The insurance tax required under the reform law will increase consumers' insurance costs by as much as $7,000 over the next 10 years, according to a study commissioned by America's Health Insurance Plans.
Insurers will be taxed $8 billion in 2014 and then $14.3 billion in 2018. The tax amount will increase each year thereafter, potentially soaring to as high as $100 billion over the next 10 years, The Washington Examiner reported.
"Taxing health insurance will have the opposite effect by making it more expensive," AHIP President Karen Ignagni said in a statement. That's because insurers are expected to pass the added costs onto consumers.
The rate at which premiums will grow depends upon the state, but on average, an employer-based family plan could cost roughly $7,200 more over 10 years, or about $720 per year, reported The Hill's Healthwatch.
California consumers will see the largest growth in premiums, potentially rising as high as $22.4 billion in 10 years. New York, Pennsylvania, Florida, Texas, Illinois, New Jersey, Ohio, Georgia and Massachusetts round out the top 10 states that will be most impacted by the insurance tax, the study found.

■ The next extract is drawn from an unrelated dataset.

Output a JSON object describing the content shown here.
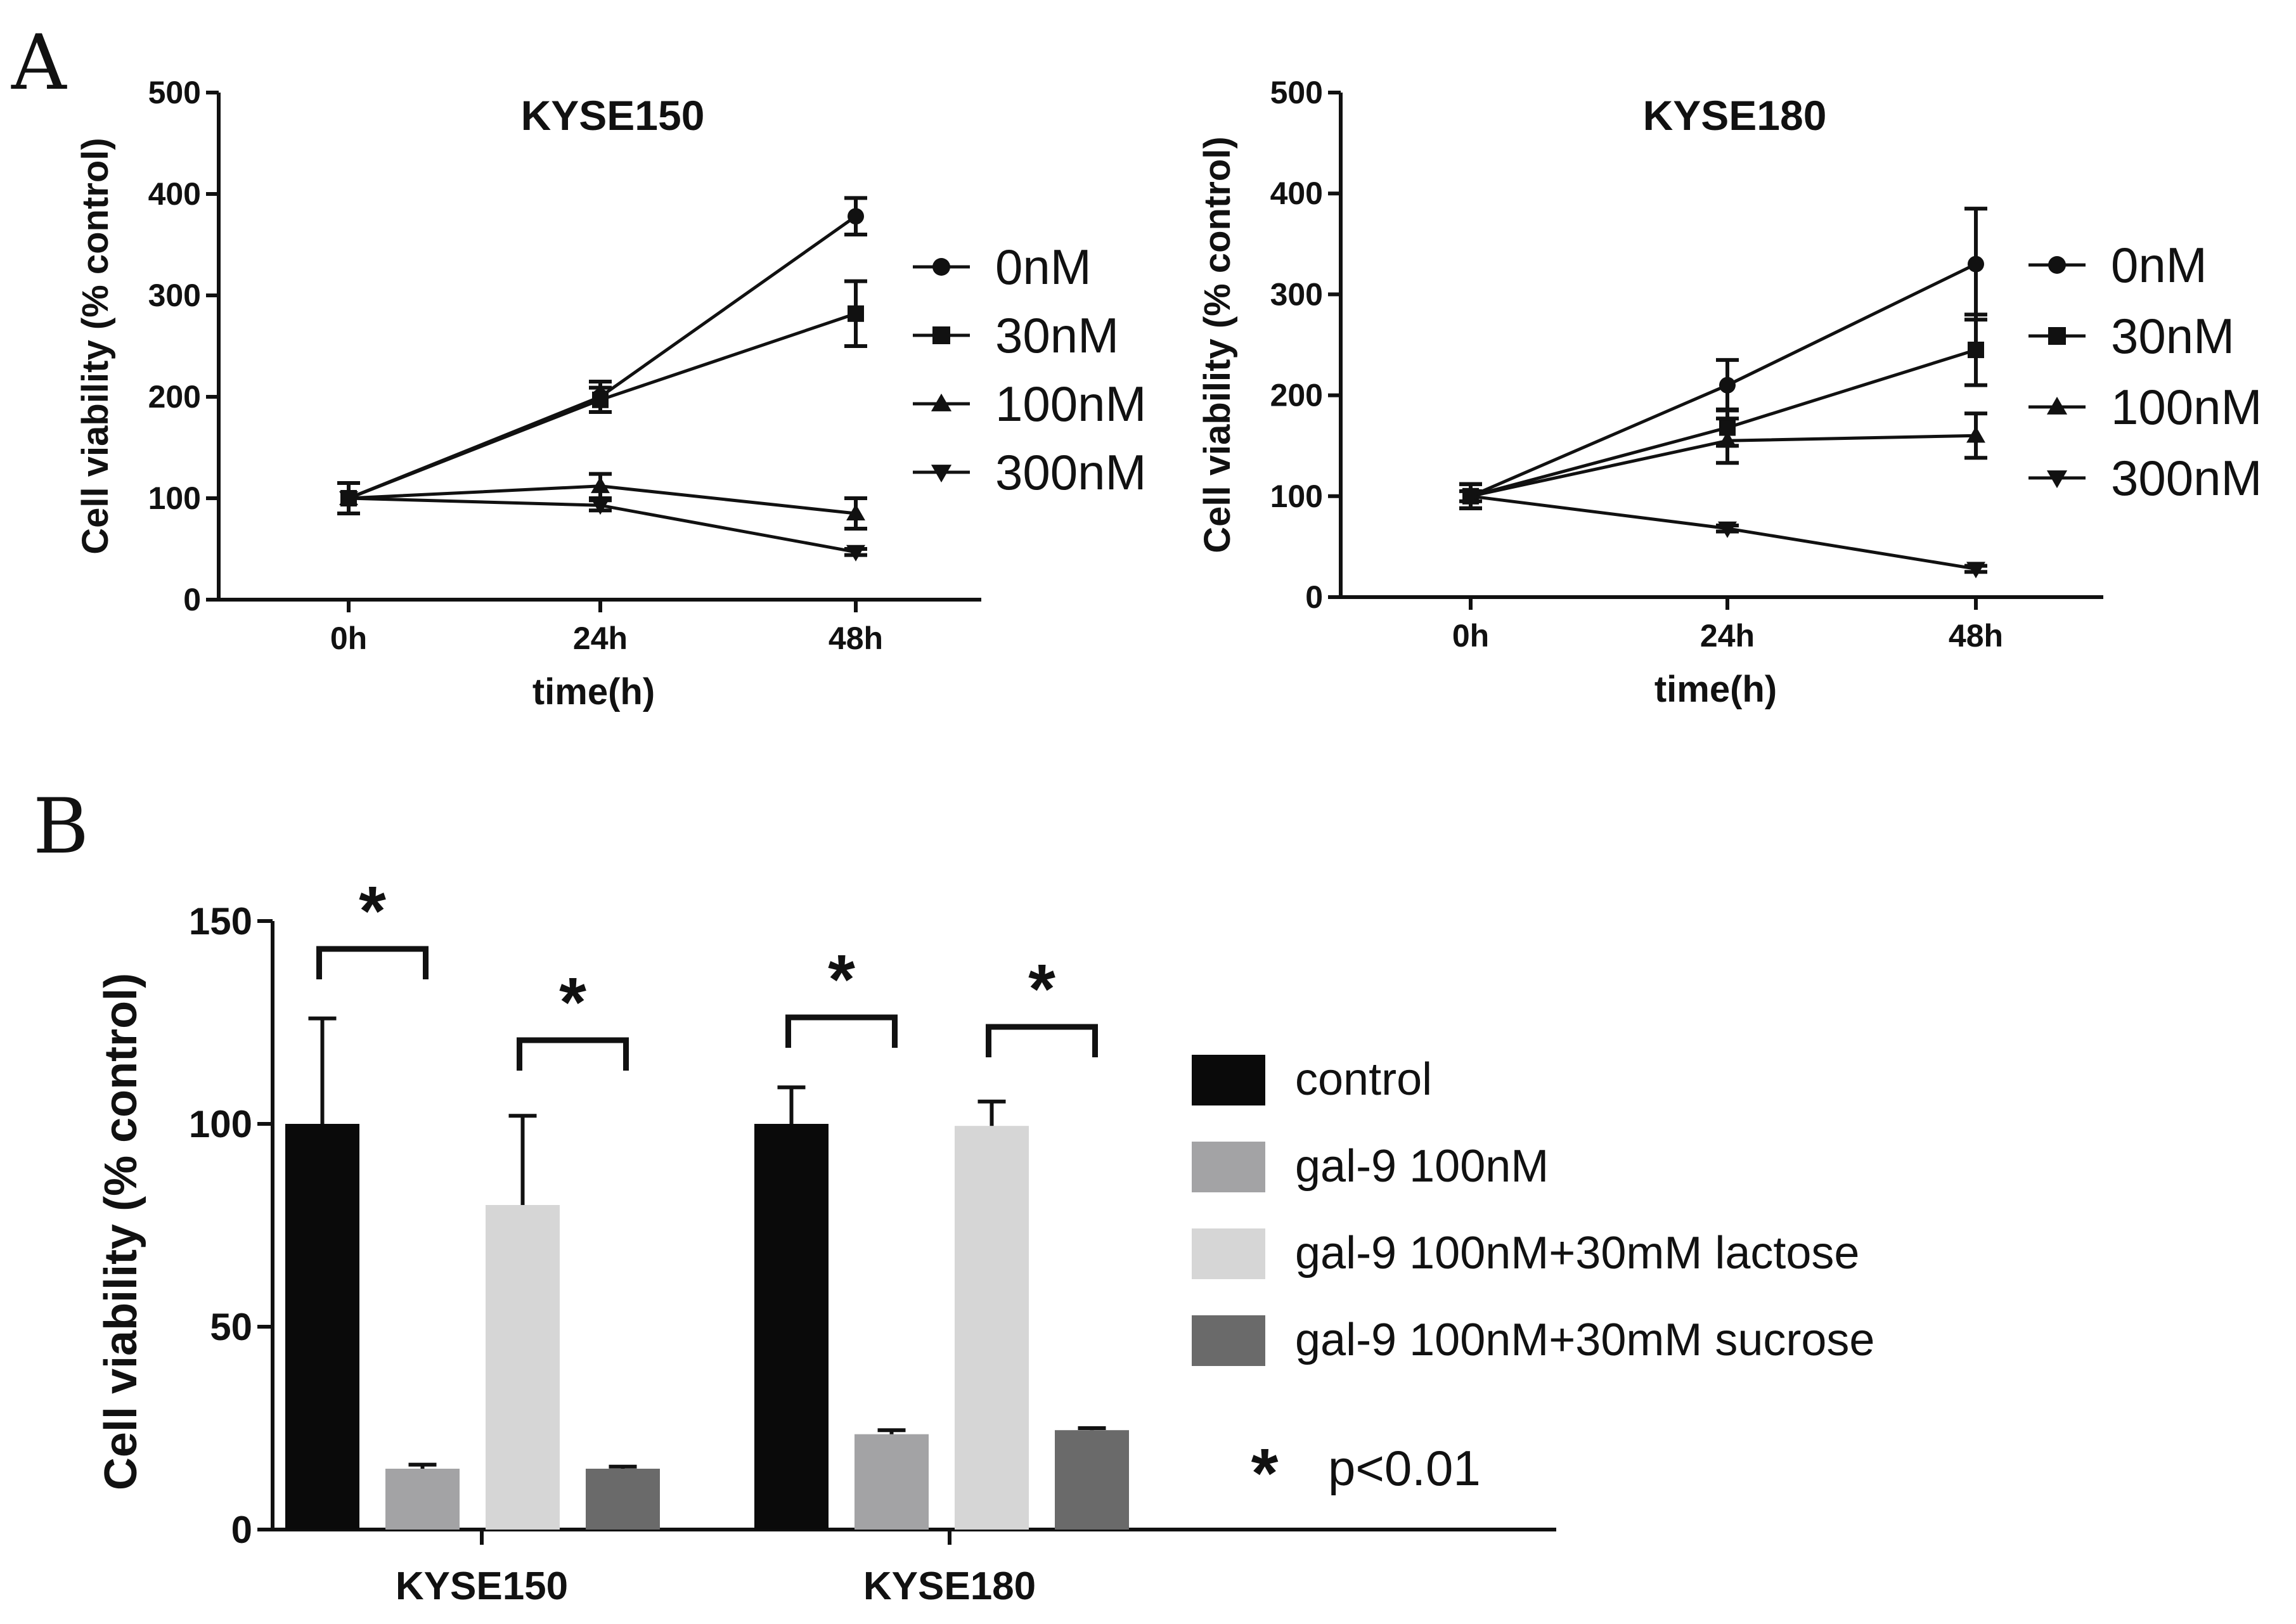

"At a time when [Massachusetts] is taking steps to contain cost, the health insurance tax at the federal level is going to exacerbate the challenge of getting costs under control," Eric Linzer, senior vice president for government relations at the Massachusetts Association of Health Plans, told The MetroWest Daily News. "What would have to happen at the federal level is a repeal of the insurance tax."